The waiter approached our table, welcomed us to the restaurant, handed us our menus and asked if we would like a beverage before ordering. He seemed nice, ready, and eager to serve, aware that good service translates into a good tip.
I said, “Just water, please,” and he walked away.
We spent a few minutes perusing the menu, during which the waiter returned to fill our glasses and share the restaurant’s specials. The glazed duck sounded interesting, but so did the shrimp with saffron and fennel.
We took a moment for thoughtful culinary review and reflection, decided to pass on the specials, and ordered what we knew and liked: Caesar Salad and fried calamari for appetizers, salmon with a horseradish crust for her, eggplant rollatini for me.
The waiter smiled, retrieved our menus, and said, “Perfect.”
I thought, really?
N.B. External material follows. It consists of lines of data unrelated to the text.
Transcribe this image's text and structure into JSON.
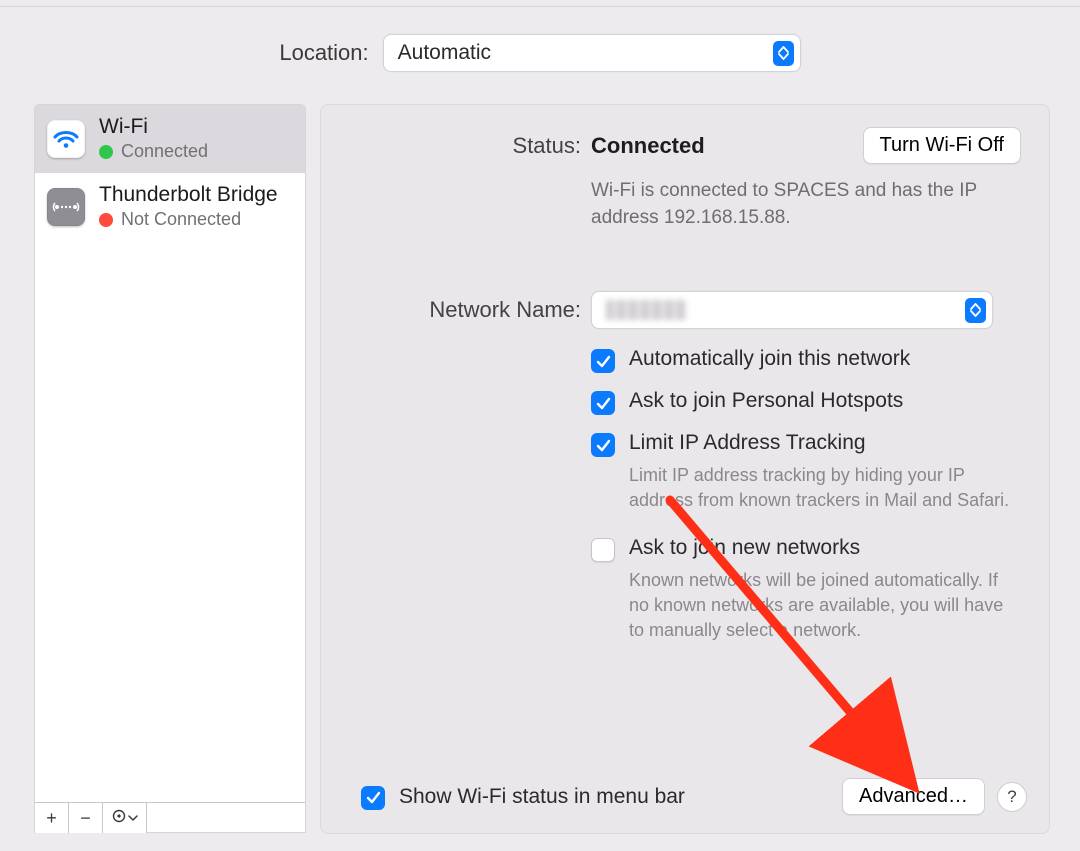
{
  "location": {
    "label": "Location:",
    "value": "Automatic"
  },
  "sidebar": {
    "items": [
      {
        "title": "Wi-Fi",
        "status": "Connected"
      },
      {
        "title": "Thunderbolt Bridge",
        "status": "Not Connected"
      }
    ]
  },
  "status": {
    "label": "Status:",
    "value": "Connected",
    "toggle": "Turn Wi-Fi Off",
    "desc": "Wi-Fi is connected to SPACES and has the IP address 192.168.15.88."
  },
  "network": {
    "label": "Network Name:",
    "checks": {
      "auto_join": "Automatically join this network",
      "ask_hotspot": "Ask to join Personal Hotspots",
      "limit_ip": "Limit IP Address Tracking",
      "limit_ip_sub": "Limit IP address tracking by hiding your IP address from known trackers in Mail and Safari.",
      "ask_new": "Ask to join new networks",
      "ask_new_sub": "Known networks will be joined automatically. If no known networks are available, you will have to manually select a network."
    }
  },
  "bottom": {
    "show_status": "Show Wi-Fi status in menu bar",
    "advanced": "Advanced…",
    "help": "?"
  },
  "toolbar": {
    "plus": "+",
    "minus": "−",
    "gear": "⊙",
    "chev": "⌄"
  }
}
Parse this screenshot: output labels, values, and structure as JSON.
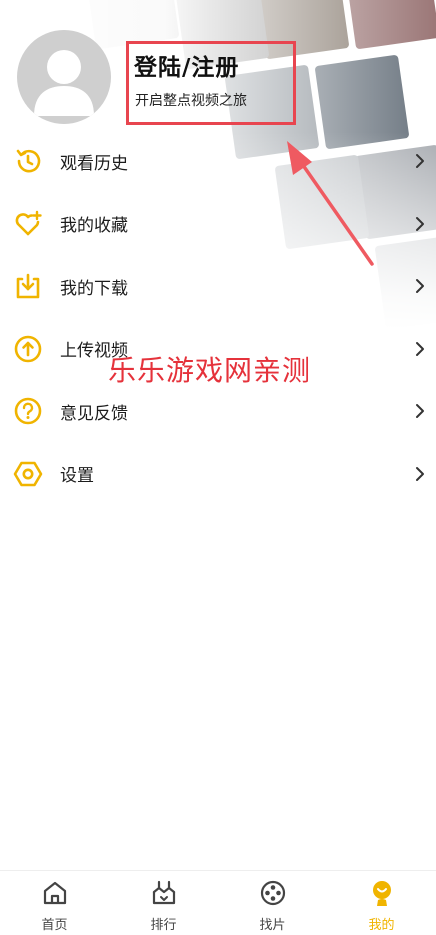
{
  "user": {
    "login_title": "登陆/注册",
    "login_subtitle": "开启整点视频之旅"
  },
  "menu": {
    "items": [
      {
        "label": "观看历史",
        "icon": "history-icon"
      },
      {
        "label": "我的收藏",
        "icon": "heart-plus-icon"
      },
      {
        "label": "我的下载",
        "icon": "download-icon"
      },
      {
        "label": "上传视频",
        "icon": "upload-icon"
      },
      {
        "label": "意见反馈",
        "icon": "feedback-icon"
      },
      {
        "label": "设置",
        "icon": "settings-icon"
      }
    ]
  },
  "watermark": "乐乐游戏网亲测",
  "tabbar": {
    "tabs": [
      {
        "label": "首页",
        "icon": "home-icon"
      },
      {
        "label": "排行",
        "icon": "ranking-icon"
      },
      {
        "label": "找片",
        "icon": "film-reel-icon"
      },
      {
        "label": "我的",
        "icon": "profile-icon",
        "active": true
      }
    ]
  },
  "colors": {
    "accent": "#f0b400",
    "highlight_box": "#e8454f",
    "watermark": "#e5323b"
  }
}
Perfect? Our order was perfect?
I hung on to that odd bit of praise, enjoying my Caesar salad, which was quite good despite the fact that there were no anchovies, which I love. We finished our entrees and split a slice of chocolate mousse cake for dessert. The waiter returned to our table and asked, “May I get you anything else?” I said, “No. Just the check.” Once again, he said, “Perfect.”
Apparently, we ordered the perfect meal, and each decision over three courses, including the decision to stop eating was perfect. Who knew I was such a gastronomic authority?
The following day, I brought my car in for an oil change. The attendant suggested four different types of oil: synthetic, synthetic blend, high mileage, and conventional. I said, “Let’s go with the synthetic.” He said, “Perfect,” and got right on it. I wonder what he would have said had I chosen conventional, but I guess I’m pretty good at oil too.
Lately, it seems I’m pretty good at everything, especially when it involves the exchange of money. In fact, the more money it appears I might spend, the more perfect I become. My wife’s birthday is not so far away and for quite some time she has been eyeing a pair of gold earrings with those shiny little rocks that are often found in wedding rings. Being a good husband, I went to the jewelry store to examine the earrings.
The jeweler carefully took the earrings out of their glass case and placed them on a black velvet cloth for my examination. They were very nice and very expensive. I showed her a picture of my wife and asked, “How do you think they would look on her?”
She said, “Totally perfect. Totally!”
I was a bit thrown. Were all my other perfect choices only partially perfect? Was eggplant rollatini unworthy of an exclamation, or was I simply garnering additional praise for additional money? I didn’t buy the earrings. Not yet. (Sorry Honey.)
When I think about things that are perfect: food, engine oil and earrings rarely come to mind. A beautiful sunset, a brilliant double rainbow, and the hummingbirds that visit my garden in the morning seem far more perfect to me. Had I selected one of them, certainly I’d be worthy of perfect praise. But let’s face it, true perfection is often serendipitous, and nothing I could ever do beats Mother Nature.
My 32-year-old son is very conscious about his looks, especially his hair. Each time he goes to the barber, he returns with a different cut. His latest haircut is the shortest it’s ever been, nearly down to his scalp. Normally, he could care less about my opinion, but this time he decided to ask. “What do you think?” he said. I said, “I think it’s really short.” He said, “But do you like it?” I said, “It’s perfect.” He responded by gently slapping me on the side of the head, fully aware that my statement might not be true, and said, “You hate it.” He was right.
Was it possible I was being praised ingenuously? Back at the same restaurant I listened to a couple order their dinner. Just like me, they asked for a Caesar salad. Good choice. Next, they ordered the swordfish. Don’t do it, I thought to myself. I’ve had the swordfish and it’s always overcooked and dry. I wanted to tell them, but the waiter’s response was more important. He does not disappoint. “Perfect,” he said, crushing my personal perfection bubble.
Back at my house, a storm is brewing in the sky. Thunder can be heard, and flashes of lightning illuminate the horizon. The downpour begins but lasts only a few minutes. As the clouds break up, mile long streaks of sunlight reach the treetops and the trees begin to glow as if each one is wearing a crown of emeralds. It’s good to be perfect. Nothing beats Mother Nature.